After the conclusion of the Civil War, Congress passed the Civil Rights Act of 1866, which gave citizenship to all U.S.-born persons, including former slaves. It was followed with passage and state ratification in 1868 of the 14th Amendment, which states: “All persons born or naturalized in the United States, and subject to the jurisdiction thereof (emphasis added), are citizens of the United States and the State wherein they reside.”

It would take a lengthy process for a constitutional amendment – rather than a congressional statute – to change the constitution. But the president’s statements have raised questions about the sanctity of the 14th Amendment as written and whether a president has the authority to interpret the amendment to his liking through an executive order.
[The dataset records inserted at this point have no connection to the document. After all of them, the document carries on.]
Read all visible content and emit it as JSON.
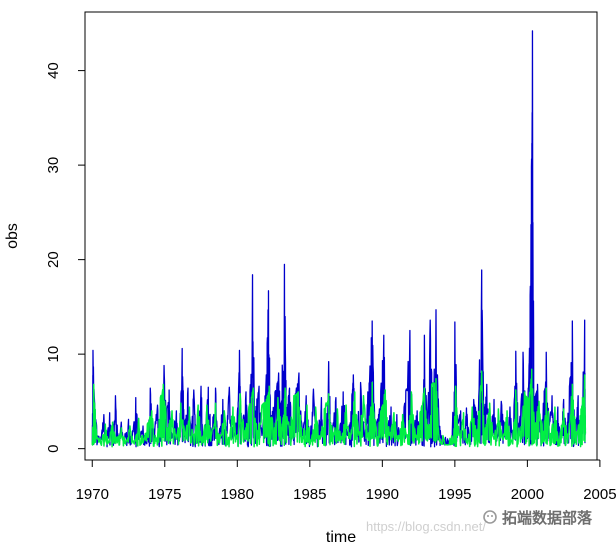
{
  "chart_data": {
    "type": "line",
    "title": "",
    "xlabel": "time",
    "ylabel": "obs",
    "xlim": [
      1969.5,
      2004.8
    ],
    "ylim": [
      -1.2,
      46.2
    ],
    "x_ticks": [
      1970,
      1975,
      1980,
      1985,
      1990,
      1995,
      2000,
      2005
    ],
    "x_tick_labels": [
      "1970",
      "1975",
      "1980",
      "1985",
      "1990",
      "1995",
      "2000",
      "2005"
    ],
    "y_ticks": [
      0,
      10,
      20,
      30,
      40
    ],
    "y_tick_labels": [
      "0",
      "10",
      "20",
      "30",
      "40"
    ],
    "grid": false,
    "legend": "none",
    "series": [
      {
        "color": "#0000cc",
        "x_start": 1970.0,
        "x_end": 2004.0,
        "points": [
          [
            1970.0,
            0.5
          ],
          [
            1970.05,
            10.4
          ],
          [
            1970.15,
            5.2
          ],
          [
            1970.3,
            2.4
          ],
          [
            1970.55,
            0.7
          ],
          [
            1970.8,
            3.6
          ],
          [
            1971.0,
            1.2
          ],
          [
            1971.2,
            3.8
          ],
          [
            1971.4,
            0.8
          ],
          [
            1971.6,
            5.6
          ],
          [
            1971.8,
            1.0
          ],
          [
            1972.0,
            2.8
          ],
          [
            1972.2,
            0.6
          ],
          [
            1972.5,
            3.1
          ],
          [
            1972.7,
            0.5
          ],
          [
            1973.0,
            5.4
          ],
          [
            1973.2,
            1.0
          ],
          [
            1973.5,
            2.4
          ],
          [
            1973.7,
            0.6
          ],
          [
            1974.0,
            6.4
          ],
          [
            1974.2,
            1.5
          ],
          [
            1974.5,
            4.6
          ],
          [
            1974.7,
            0.8
          ],
          [
            1974.95,
            8.8
          ],
          [
            1975.1,
            3.8
          ],
          [
            1975.3,
            6.2
          ],
          [
            1975.5,
            1.3
          ],
          [
            1975.8,
            4.0
          ],
          [
            1976.0,
            0.8
          ],
          [
            1976.2,
            10.6
          ],
          [
            1976.35,
            2.2
          ],
          [
            1976.6,
            6.4
          ],
          [
            1976.8,
            1.8
          ],
          [
            1977.0,
            6.2
          ],
          [
            1977.2,
            1.2
          ],
          [
            1977.5,
            6.6
          ],
          [
            1977.7,
            1.4
          ],
          [
            1978.0,
            6.5
          ],
          [
            1978.2,
            2.0
          ],
          [
            1978.5,
            6.4
          ],
          [
            1978.7,
            1.0
          ],
          [
            1979.0,
            5.2
          ],
          [
            1979.2,
            1.6
          ],
          [
            1979.45,
            6.5
          ],
          [
            1979.7,
            1.0
          ],
          [
            1980.0,
            3.5
          ],
          [
            1980.15,
            10.4
          ],
          [
            1980.3,
            2.2
          ],
          [
            1980.6,
            6.0
          ],
          [
            1980.8,
            1.2
          ],
          [
            1981.05,
            18.4
          ],
          [
            1981.2,
            4.0
          ],
          [
            1981.5,
            6.6
          ],
          [
            1981.7,
            1.4
          ],
          [
            1982.0,
            7.8
          ],
          [
            1982.15,
            16.7
          ],
          [
            1982.3,
            3.2
          ],
          [
            1982.6,
            6.0
          ],
          [
            1982.85,
            8.0
          ],
          [
            1983.0,
            3.6
          ],
          [
            1983.25,
            19.5
          ],
          [
            1983.4,
            4.2
          ],
          [
            1983.6,
            6.4
          ],
          [
            1983.8,
            1.6
          ],
          [
            1984.0,
            5.8
          ],
          [
            1984.25,
            8.0
          ],
          [
            1984.5,
            1.4
          ],
          [
            1984.75,
            5.6
          ],
          [
            1985.0,
            1.0
          ],
          [
            1985.25,
            6.3
          ],
          [
            1985.5,
            1.6
          ],
          [
            1985.8,
            5.4
          ],
          [
            1986.0,
            1.0
          ],
          [
            1986.3,
            9.2
          ],
          [
            1986.5,
            1.8
          ],
          [
            1986.8,
            5.4
          ],
          [
            1987.0,
            1.2
          ],
          [
            1987.3,
            6.0
          ],
          [
            1987.6,
            1.4
          ],
          [
            1987.9,
            5.6
          ],
          [
            1988.0,
            7.8
          ],
          [
            1988.2,
            1.6
          ],
          [
            1988.5,
            7.0
          ],
          [
            1988.8,
            1.2
          ],
          [
            1989.0,
            6.0
          ],
          [
            1989.3,
            13.5
          ],
          [
            1989.5,
            2.4
          ],
          [
            1989.8,
            4.2
          ],
          [
            1990.1,
            12.0
          ],
          [
            1990.3,
            2.2
          ],
          [
            1990.6,
            4.4
          ],
          [
            1990.8,
            1.0
          ],
          [
            1991.0,
            3.6
          ],
          [
            1991.3,
            1.0
          ],
          [
            1991.5,
            4.4
          ],
          [
            1991.9,
            12.5
          ],
          [
            1992.1,
            2.0
          ],
          [
            1992.4,
            4.0
          ],
          [
            1992.7,
            1.6
          ],
          [
            1992.9,
            12.0
          ],
          [
            1993.1,
            2.2
          ],
          [
            1993.3,
            13.6
          ],
          [
            1993.5,
            4.8
          ],
          [
            1993.7,
            14.7
          ],
          [
            1993.9,
            3.0
          ],
          [
            1994.1,
            1.0
          ],
          [
            1994.3,
            0.4
          ],
          [
            1994.8,
            0.5
          ],
          [
            1995.0,
            13.4
          ],
          [
            1995.2,
            2.6
          ],
          [
            1995.4,
            4.0
          ],
          [
            1995.6,
            1.0
          ],
          [
            1995.8,
            4.3
          ],
          [
            1996.0,
            1.2
          ],
          [
            1996.3,
            5.2
          ],
          [
            1996.6,
            3.2
          ],
          [
            1996.85,
            18.9
          ],
          [
            1997.0,
            4.0
          ],
          [
            1997.2,
            6.8
          ],
          [
            1997.4,
            1.4
          ],
          [
            1997.7,
            5.2
          ],
          [
            1997.9,
            1.0
          ],
          [
            1998.2,
            5.0
          ],
          [
            1998.5,
            1.4
          ],
          [
            1998.8,
            4.4
          ],
          [
            1999.0,
            1.0
          ],
          [
            1999.2,
            10.3
          ],
          [
            1999.4,
            2.0
          ],
          [
            1999.7,
            10.2
          ],
          [
            1999.9,
            3.6
          ],
          [
            2000.1,
            7.2
          ],
          [
            2000.25,
            23.7
          ],
          [
            2000.35,
            44.2
          ],
          [
            2000.45,
            5.0
          ],
          [
            2000.7,
            6.8
          ],
          [
            2000.9,
            2.0
          ],
          [
            2001.1,
            4.8
          ],
          [
            2001.3,
            10.2
          ],
          [
            2001.5,
            2.4
          ],
          [
            2001.7,
            5.6
          ],
          [
            2001.9,
            1.6
          ],
          [
            2002.1,
            4.4
          ],
          [
            2002.3,
            1.2
          ],
          [
            2002.5,
            5.2
          ],
          [
            2002.7,
            1.4
          ],
          [
            2002.9,
            6.6
          ],
          [
            2003.1,
            13.5
          ],
          [
            2003.3,
            2.0
          ],
          [
            2003.5,
            5.6
          ],
          [
            2003.7,
            1.2
          ],
          [
            2003.95,
            13.6
          ],
          [
            2004.0,
            2.0
          ]
        ]
      },
      {
        "color": "#00ee44",
        "x_start": 1970.0,
        "x_end": 2004.0,
        "points": [
          [
            1970.0,
            0.4
          ],
          [
            1970.1,
            6.8
          ],
          [
            1970.3,
            1.6
          ],
          [
            1970.6,
            0.5
          ],
          [
            1970.9,
            2.6
          ],
          [
            1971.1,
            0.8
          ],
          [
            1971.4,
            2.8
          ],
          [
            1971.7,
            0.6
          ],
          [
            1972.0,
            2.2
          ],
          [
            1972.3,
            0.5
          ],
          [
            1972.6,
            2.4
          ],
          [
            1972.9,
            0.5
          ],
          [
            1973.2,
            3.2
          ],
          [
            1973.5,
            0.6
          ],
          [
            1973.8,
            2.6
          ],
          [
            1974.1,
            4.0
          ],
          [
            1974.4,
            0.8
          ],
          [
            1974.7,
            5.4
          ],
          [
            1974.9,
            6.8
          ],
          [
            1975.2,
            2.2
          ],
          [
            1975.5,
            4.0
          ],
          [
            1975.8,
            1.0
          ],
          [
            1976.1,
            4.8
          ],
          [
            1976.4,
            1.4
          ],
          [
            1976.7,
            4.4
          ],
          [
            1977.0,
            1.2
          ],
          [
            1977.3,
            4.6
          ],
          [
            1977.6,
            1.0
          ],
          [
            1977.9,
            4.6
          ],
          [
            1978.2,
            1.4
          ],
          [
            1978.5,
            4.8
          ],
          [
            1978.8,
            1.0
          ],
          [
            1979.1,
            4.0
          ],
          [
            1979.4,
            1.2
          ],
          [
            1979.7,
            4.4
          ],
          [
            1980.0,
            1.0
          ],
          [
            1980.2,
            5.8
          ],
          [
            1980.5,
            1.6
          ],
          [
            1980.8,
            4.4
          ],
          [
            1981.1,
            6.4
          ],
          [
            1981.4,
            1.8
          ],
          [
            1981.7,
            4.6
          ],
          [
            1982.0,
            5.2
          ],
          [
            1982.2,
            6.6
          ],
          [
            1982.5,
            1.8
          ],
          [
            1982.8,
            5.4
          ],
          [
            1983.1,
            2.0
          ],
          [
            1983.3,
            6.4
          ],
          [
            1983.6,
            2.0
          ],
          [
            1983.9,
            5.6
          ],
          [
            1984.2,
            6.0
          ],
          [
            1984.5,
            1.2
          ],
          [
            1984.8,
            4.6
          ],
          [
            1985.1,
            0.8
          ],
          [
            1985.4,
            4.4
          ],
          [
            1985.7,
            1.0
          ],
          [
            1986.0,
            4.2
          ],
          [
            1986.3,
            5.8
          ],
          [
            1986.6,
            1.2
          ],
          [
            1986.9,
            4.2
          ],
          [
            1987.2,
            1.0
          ],
          [
            1987.5,
            4.6
          ],
          [
            1987.8,
            1.0
          ],
          [
            1988.1,
            6.0
          ],
          [
            1988.4,
            1.4
          ],
          [
            1988.7,
            5.6
          ],
          [
            1989.0,
            1.2
          ],
          [
            1989.3,
            7.0
          ],
          [
            1989.6,
            1.8
          ],
          [
            1989.9,
            4.0
          ],
          [
            1990.2,
            6.2
          ],
          [
            1990.5,
            1.4
          ],
          [
            1990.8,
            3.8
          ],
          [
            1991.1,
            0.8
          ],
          [
            1991.4,
            3.6
          ],
          [
            1991.7,
            1.2
          ],
          [
            1992.0,
            6.0
          ],
          [
            1992.3,
            1.2
          ],
          [
            1992.6,
            3.8
          ],
          [
            1992.9,
            6.4
          ],
          [
            1993.2,
            1.6
          ],
          [
            1993.4,
            6.8
          ],
          [
            1993.7,
            7.4
          ],
          [
            1993.9,
            1.4
          ],
          [
            1994.1,
            0.5
          ],
          [
            1994.5,
            0.4
          ],
          [
            1994.9,
            0.6
          ],
          [
            1995.05,
            6.6
          ],
          [
            1995.3,
            1.4
          ],
          [
            1995.6,
            3.8
          ],
          [
            1995.9,
            0.8
          ],
          [
            1996.2,
            4.4
          ],
          [
            1996.5,
            1.6
          ],
          [
            1996.85,
            8.2
          ],
          [
            1997.1,
            2.2
          ],
          [
            1997.4,
            4.8
          ],
          [
            1997.7,
            1.0
          ],
          [
            1998.0,
            4.2
          ],
          [
            1998.3,
            1.0
          ],
          [
            1998.6,
            4.0
          ],
          [
            1998.9,
            0.8
          ],
          [
            1999.2,
            6.2
          ],
          [
            1999.5,
            1.4
          ],
          [
            1999.8,
            6.0
          ],
          [
            2000.1,
            5.2
          ],
          [
            2000.3,
            8.4
          ],
          [
            2000.5,
            2.4
          ],
          [
            2000.8,
            5.0
          ],
          [
            2001.1,
            1.6
          ],
          [
            2001.3,
            6.4
          ],
          [
            2001.6,
            1.6
          ],
          [
            2001.9,
            4.4
          ],
          [
            2002.2,
            1.0
          ],
          [
            2002.5,
            4.2
          ],
          [
            2002.8,
            1.0
          ],
          [
            2003.1,
            6.8
          ],
          [
            2003.4,
            1.4
          ],
          [
            2003.7,
            4.2
          ],
          [
            2003.95,
            7.8
          ],
          [
            2004.0,
            1.6
          ]
        ]
      }
    ]
  },
  "watermark": {
    "url_text": "https://blog.csdn.net/",
    "brand_text": "拓端数据部落"
  }
}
Executive orders have been successfully challenged in court. The most notable rebuke to a president came after Harry Truman signed Executive Order 10340 in 1952, which placed all U.S. steel mills under federal control during the Korean War. The U.S. Supreme Court ruled 6-3 in Youngstown Sheet & Tube Co. v. Sawyer that Truman had overstepped his authority because he attempted to make law rather than clarify an existing piece of legislation.

In that decision, Justice Robert Jackson, in a concurring opinion, put forth a three-part test related to the overreach of presidential power that is still relied upon by courts today. Jackson said the president’s powers were at their height when he had the direct or implied authorization from Congress to act; at their middle ground or “a zone of twilight,” as he put it, when acting without either a congressional grant or denial of authority; and “at its lowest ebb” when a president acted against the expressed wishes of Congress.

The president and a few legal scholars say the U.S. Supreme Court has never directly addressed whether the children of undocumented immigrants fall under the 14th Amendment’s “subject to the jurisdiction thereof” clause. Signing an executive order would be a way for the president to try to press the high court for clarification.

But a string of U.S. Supreme Court cases since a landmark decision 120 years ago would appear to work against the president’s argument.

In 1898 in U.S. v. Wong Kim Ark, the court upheld in a 6-2 decision the concept of birthright citizenship. The majority noted that because the 14th Amendment did not define jurisdiction and citizenship “in this as in other respects, it must be interpreted in the light of the (English) common law.”

In Plyler v. Doe in 1982, the Supreme Court, by a 5-4 vote, provided undocumented children the right to a public education. A Texas school district had argued that persons who have entered the U.S. illegally are not “within the jurisdiction” of a state even if they are present within its boundaries and subject to its laws. The majority in Plyler rejected that argument.

“Nor do the logic and history of the 14th Amendment support such a construction. Instead, use of the phrase ‘within its jurisdiction’ confirms the understanding that the Fourteenth Amendment’s protection extends to anyone, citizen or stranger, who is subject to the laws of a State, and reaches into every corner of a State’s territory,” the court said.

So who is right: the president or the speaker? Unless the U.S. Supreme Court has a change of mind, it would appear the speaker has a stronger legal case.